Re-issue v2 certificates for the hosts
Now that every host on the network is communicating via v2 certificates, you can remove the v1 certificates by reissuing
the certificates. Pass -version 2 to only create certificates in the v2 certificate format. This will enable the non
backwards compatible features of the v2 certificates.
❯ nebula-cert sign -name "nebula" -networks "192.168.1.1/24" -version 2
❯ nebula-cert print -path nebula.crt
{
"curve": "CURVE25519",
"details": {
"groups": null,
"isCa": false,
"issuer": "a95ed86f7754fc5b0fcaf38473504403748d6dc422b16bc3e29fcae32af9a73c",
"name": "nebula",
"networks": [
"192.168.1.1/24"
],
"notAfter": "2026-03-11T12:26:18-05:00",
"notBefore": "2025-03-17T16:06:48-05:00",
"unsafeNetworks": null
},
"fingerprint": "7260e59ca62a6a23ef8c6d5e912790fcb7073ffa1fe5da485d934a99d558c5ab",
"publicKey": "05baa0d1af10b89a8336c925a5c9b5fda5599943ee53a5bc742a573aa3e2753d",
"signature": "275229cd09228312171450fecc696776745dab88f6686e2a2577b764e4829a6566e3821e1101cdedb035e649fa70dc634300b3e628bf8ea839b6215ff68fdf02",
"version": 2
}
You can also add an IPv6 address to your hosts now.

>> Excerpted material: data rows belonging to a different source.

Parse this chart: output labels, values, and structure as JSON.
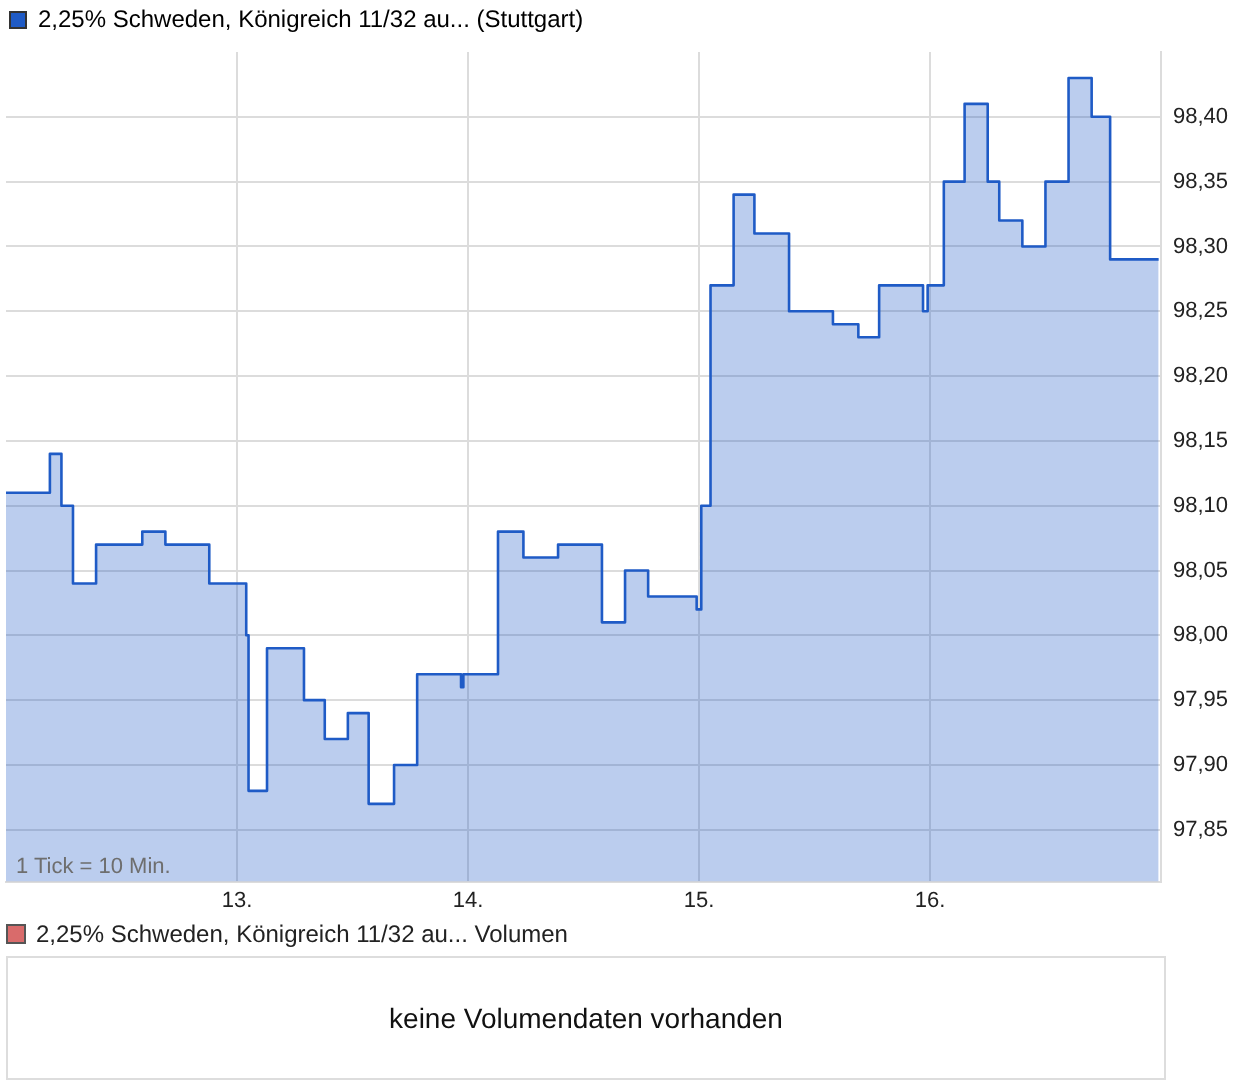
{
  "chart_data": [
    {
      "type": "area",
      "legend": "top left",
      "grid": true,
      "x": [
        12.0,
        12.19,
        12.19,
        12.24,
        12.24,
        12.29,
        12.29,
        12.39,
        12.39,
        12.59,
        12.59,
        12.69,
        12.69,
        12.88,
        12.88,
        13.04,
        13.04,
        13.05,
        13.05,
        13.13,
        13.13,
        13.29,
        13.29,
        13.38,
        13.38,
        13.48,
        13.48,
        13.57,
        13.57,
        13.68,
        13.68,
        13.78,
        13.78,
        13.97,
        13.97,
        13.98,
        13.98,
        14.13,
        14.13,
        14.24,
        14.24,
        14.39,
        14.39,
        14.58,
        14.58,
        14.68,
        14.68,
        14.78,
        14.78,
        14.99,
        14.99,
        15.01,
        15.01,
        15.05,
        15.05,
        15.15,
        15.15,
        15.24,
        15.24,
        15.39,
        15.39,
        15.58,
        15.58,
        15.69,
        15.69,
        15.78,
        15.78,
        15.97,
        15.97,
        15.99,
        15.99,
        16.06,
        16.06,
        16.15,
        16.15,
        16.25,
        16.25,
        16.3,
        16.3,
        16.4,
        16.4,
        16.5,
        16.5,
        16.6,
        16.6,
        16.7,
        16.7,
        16.78,
        16.78,
        16.99
      ],
      "series": [
        {
          "name": "2,25% Schweden, Königreich 11/32 au... (Stuttgart)",
          "color": "#1f5bc6",
          "values": [
            98.11,
            98.11,
            98.14,
            98.14,
            98.1,
            98.1,
            98.04,
            98.04,
            98.07,
            98.07,
            98.08,
            98.08,
            98.07,
            98.07,
            98.04,
            98.04,
            98.0,
            98.0,
            97.88,
            97.88,
            97.99,
            97.99,
            97.95,
            97.95,
            97.92,
            97.92,
            97.94,
            97.94,
            97.87,
            97.87,
            97.9,
            97.9,
            97.97,
            97.97,
            97.96,
            97.96,
            97.97,
            97.97,
            98.08,
            98.08,
            98.06,
            98.06,
            98.07,
            98.07,
            98.01,
            98.01,
            98.05,
            98.05,
            98.03,
            98.03,
            98.02,
            98.02,
            98.1,
            98.1,
            98.27,
            98.27,
            98.34,
            98.34,
            98.31,
            98.31,
            98.25,
            98.25,
            98.24,
            98.24,
            98.23,
            98.23,
            98.27,
            98.27,
            98.25,
            98.25,
            98.27,
            98.27,
            98.35,
            98.35,
            98.41,
            98.41,
            98.35,
            98.35,
            98.32,
            98.32,
            98.3,
            98.3,
            98.35,
            98.35,
            98.43,
            98.43,
            98.4,
            98.4,
            98.29,
            98.29
          ]
        }
      ],
      "xlim": [
        12,
        17
      ],
      "xticks": [
        {
          "value": 13,
          "label": "13."
        },
        {
          "value": 14,
          "label": "14."
        },
        {
          "value": 15,
          "label": "15."
        },
        {
          "value": 16,
          "label": "16."
        }
      ],
      "ylim": [
        97.81,
        98.45
      ],
      "yticks": [
        {
          "value": 97.85,
          "label": "97,85"
        },
        {
          "value": 97.9,
          "label": "97,90"
        },
        {
          "value": 97.95,
          "label": "97,95"
        },
        {
          "value": 98.0,
          "label": "98,00"
        },
        {
          "value": 98.05,
          "label": "98,05"
        },
        {
          "value": 98.1,
          "label": "98,10"
        },
        {
          "value": 98.15,
          "label": "98,15"
        },
        {
          "value": 98.2,
          "label": "98,20"
        },
        {
          "value": 98.25,
          "label": "98,25"
        },
        {
          "value": 98.3,
          "label": "98,30"
        },
        {
          "value": 98.35,
          "label": "98,35"
        },
        {
          "value": 98.4,
          "label": "98,40"
        }
      ],
      "annotations": [
        "1 Tick = 10 Min."
      ]
    },
    {
      "type": "other",
      "title": "2,25% Schweden, Königreich 11/32 au... Volumen",
      "annotations": [
        "keine Volumendaten vorhanden"
      ]
    }
  ]
}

❯ nebula-cert sign -name "nebula" -networks "192.168.1.1/24,fd0:0:0::1/64" -version 2
❯ nebula-cert print -path nebula.crt
{
"curve": "CURVE25519",
"details": {
"groups": null,
"isCa": false,
"issuer": "a95ed86f7754fc5b0fcaf38473504403748d6dc422b16bc3e29fcae32af9a73c",
"name": "nebula",
"networks": [
"192.168.1.1/24",
"fd0::1/64"
],
"notAfter": "2026-03-11T12:26:18-05:00",
"notBefore": "2025-03-17T16:11:30-05:00",
"unsafeNetworks": null
},
"fingerprint": "08e9d282adb0809457ad63982a9f1113a462763da58aa69b76d2b4cb1cd24724",
"publicKey": "ae950d4d0db966f93b5f463c9910d3fe9efd69347ddec4f3ed0f379c51712e0f",
"signature": "d156b2cd48916377426d8fab3286d176590ea48b83853f44f92089f1fb6d6bca9727b7169d3640e8a3418b3eac74159cb4368d847bd346663249d2dbbd81670e",
"version": 2
}
Once you switch services over to use the new IPv6 addresses, you can decide to deprecate the IPv4 addresses or continue to run your overlay network with both IPv4 and IPv6 subnets.